Juveniles and adults are the stages of bluefish with the greatest potential to occur within the project areas. No spawning would occur within these project areas. Because this species is pelagic, occupying open water areas and not bottom habitat, potential impacts associated with temporary increases in turbidity would not be significant. Bluefish is currently categorized as overfished—the stock size is below the minimum threshold set for this species and a rebuilding program has been implemented (NMFS, 2002). However, recent estimates of fishing mortality suggest that the rebuilding program, state-by-state quota system, and recreational harvest limit have been successful and that overfishing is no longer occurring (MAFMC, 2002). As noted above for whiting, the area of Coney Island Creek at the project site does not support fish. Bluefish were not collected in the 1994 biota survey of the creek (Hazen and Sawyer and Hydroqual, 1998), and so bluefish are not expected to occur in this project area. The temporary increases in turbidity and shading from the project are not expected to impact EFH for any life stage of bluefish.

ATLANTIC BUTTERFISH

Butterfish occur from Newfoundland to Florida and are most abundant between southern New England and Cape Hatteras, North Carolina. It has been suggested that two populations of butterfish exist. One population appears largely restricted to shoals (less than 20 meters [65 feet]) south of Cape Hatteras, and another mainly north of Hatteras that occurs in shoals and possibly some deeper waters along of the shelf. Throughout its range, butterfish are found over the entire shelf, inshore and offshore. Cooling temperatures associated with late autumn trigger a migration offshore to the edges of the shelf where waters are warm. Butterfish spawning takes place chiefly from May through October in Mid-Atlantic Bight. The times and duration of spawning are closely associated with changes in surface temperatures (Cross et al., 1999). The East River, Harlem River, and Coney Island Creek are designated as EFH for larvae, juvenile, and adult Atlantic butterfish.

Larvae are found at the surface or in the shelter of the tentacles of large jellyfish, and are more nektonic than planktonic from 10 to 15 mm. Larvae are found at temperatures ranging from 7 to 26 °C (44 to 78.8°F) (although most abundant at 9 to 19 °C [148.2 to 66.2 °F]), and at depths less than 120 meters (393.8 feet).

Both juveniles and adults have similar habitat characteristics. Both are eurythermal and euryhaline and are common often near the surface in sheltered bays and estuaries during the spring to fall months.
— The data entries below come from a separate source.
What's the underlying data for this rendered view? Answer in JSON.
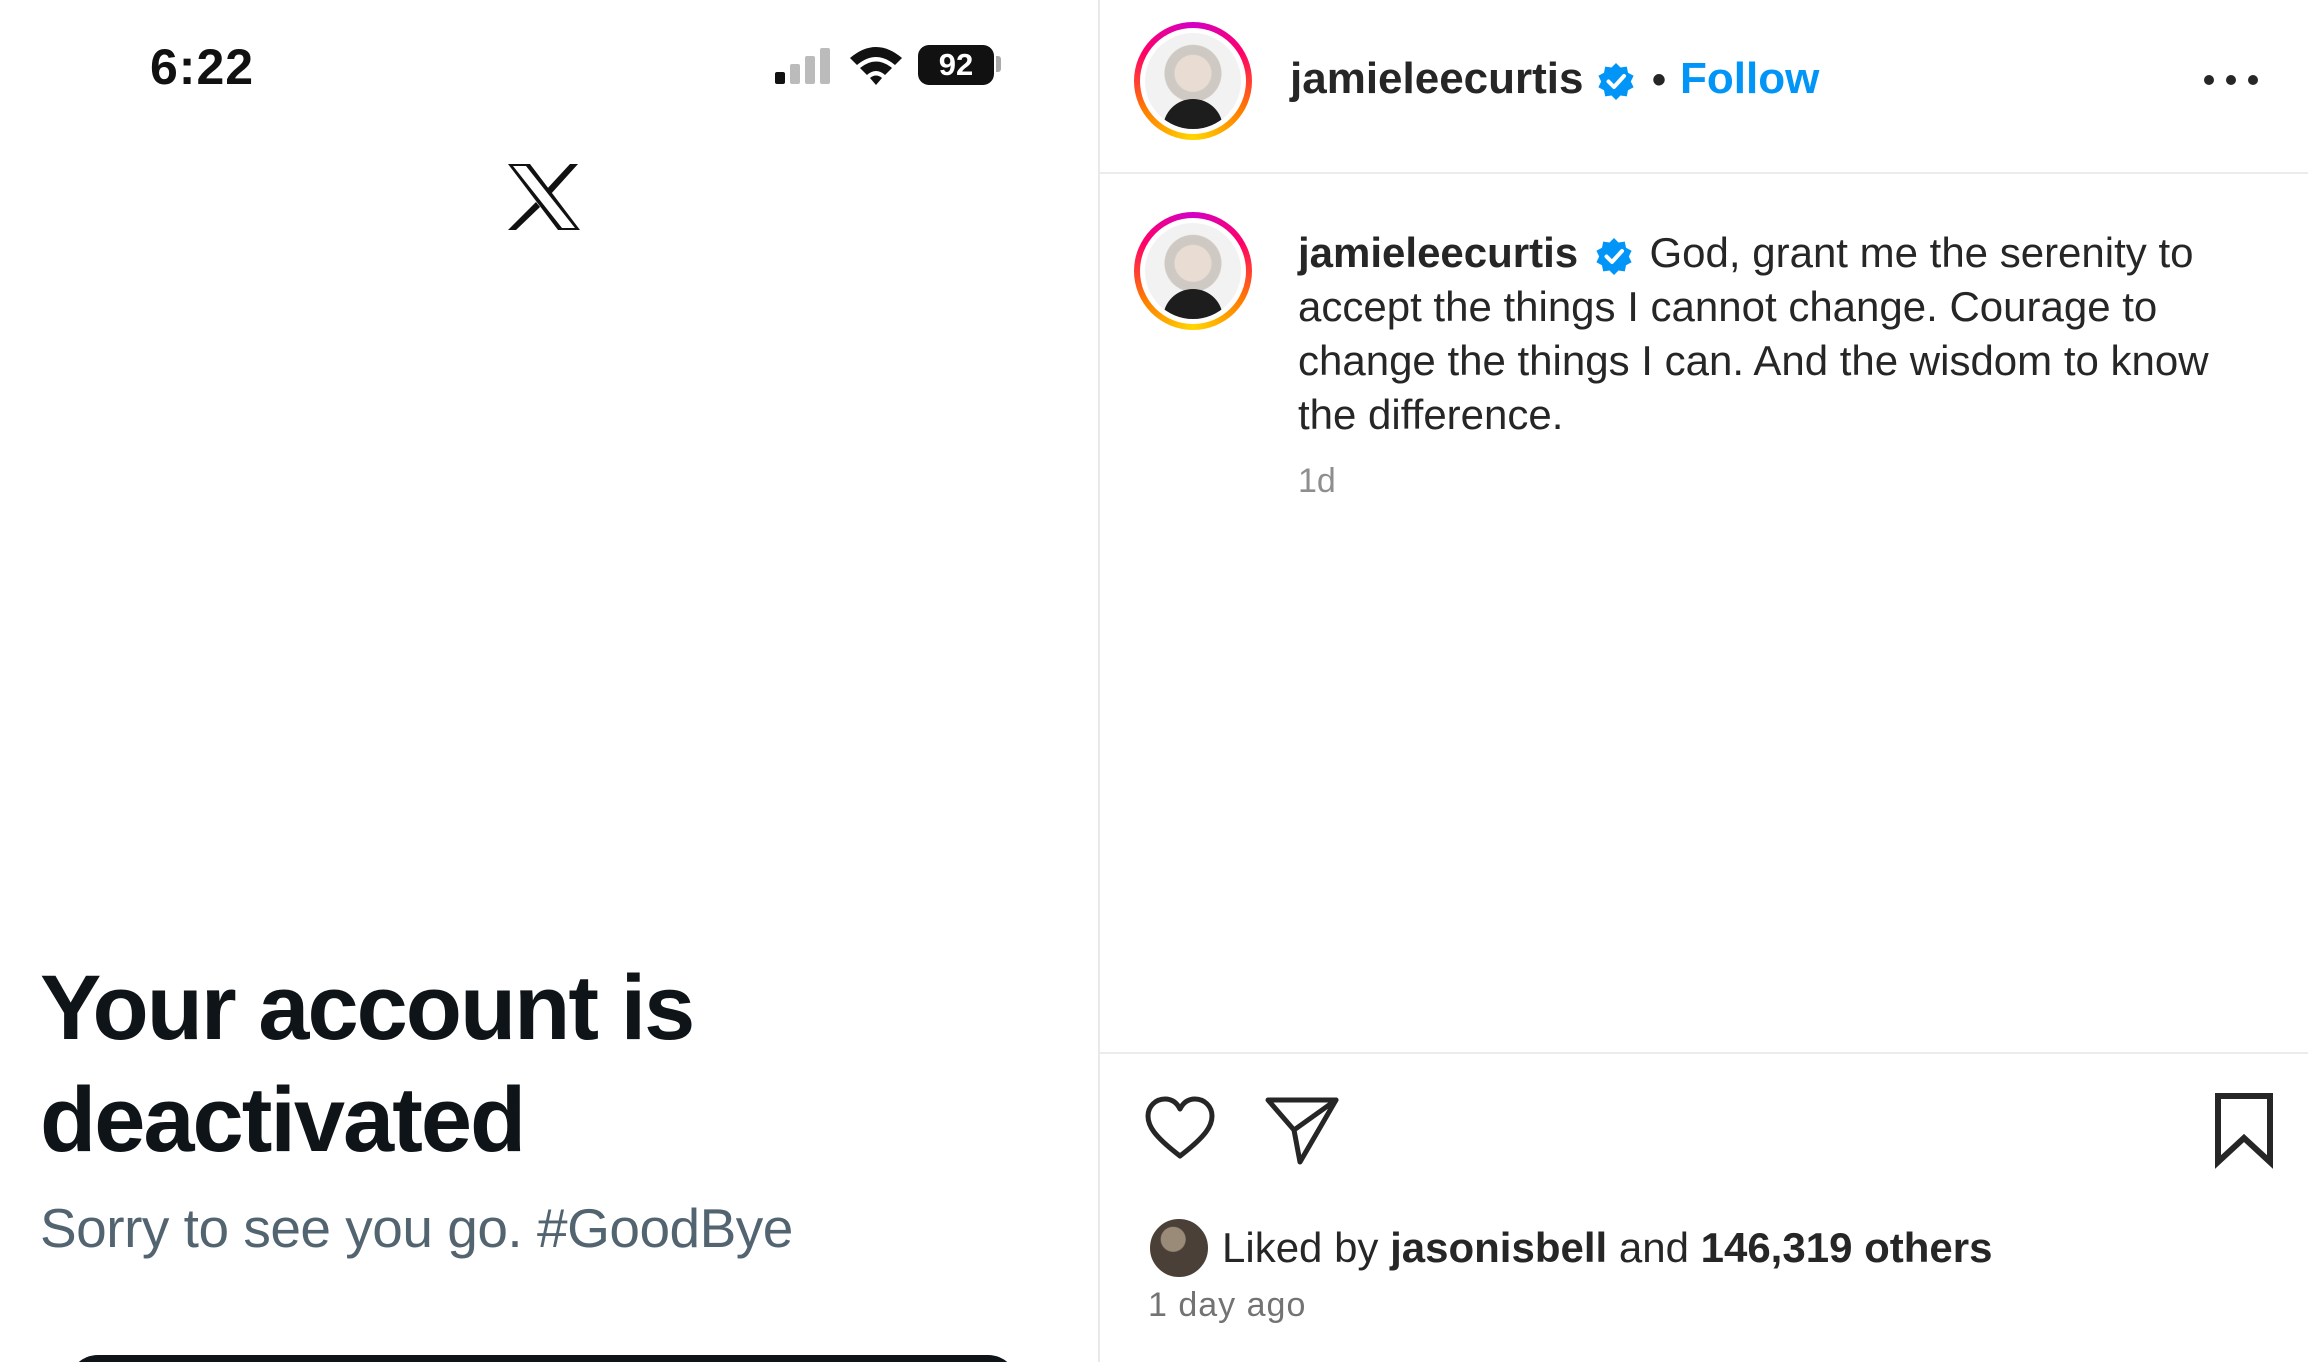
{
  "phone": {
    "time": "6:22",
    "battery": "92",
    "logo_icon": "x-logo-icon",
    "title": "Your account is deactivated",
    "subtitle": "Sorry to see you go. #GoodBye"
  },
  "instagram": {
    "header": {
      "username": "jamieleecurtis",
      "separator": "•",
      "follow_label": "Follow",
      "verified_icon": "verified-badge-icon",
      "more_icon": "more-options-icon"
    },
    "post": {
      "username": "jamieleecurtis",
      "caption": "God, grant me the serenity to accept the things I cannot change. Courage to change the things I can. And the wisdom to know the difference.",
      "time_short": "1d"
    },
    "actions": {
      "like_icon": "heart-icon",
      "share_icon": "send-icon",
      "save_icon": "bookmark-icon"
    },
    "likes": {
      "prefix": "Liked by",
      "liker": "jasonisbell",
      "middle": "and",
      "others": "146,319 others"
    },
    "time_long": "1 day ago"
  },
  "colors": {
    "follow_blue": "#0095f6",
    "verified_blue": "#0095f6",
    "x_title": "#0f1419",
    "x_subtitle": "#536471"
  }
}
In the Hudson-Raritan trawl survey, juveniles and adults were found at depths from 3 to 23 meters (9.8 to 75 feet), salinities from 19 to 32 ppt, and DO from 3 to 10 mg/L. Juvenile and adult butterfish also often prefer sandy and muddy substrates, and temperatures from 3 to 28 °C (37.4°F to 82.4°F) (Cross et al., 1999).

Juvenile and adult butterfish have the potential to occur in the East River and Harlem River sites. Larvae and adult butterfish were collected during impingement and entrainment studies conducted in 1993-1994 at the Ravenswood plant in the East River (NYSDOT, 2000). Studies performed in the Hudson-Raritan Estuary noted that butterfish comprised less than 1 percent of total catches of fish (ACOE, 2000).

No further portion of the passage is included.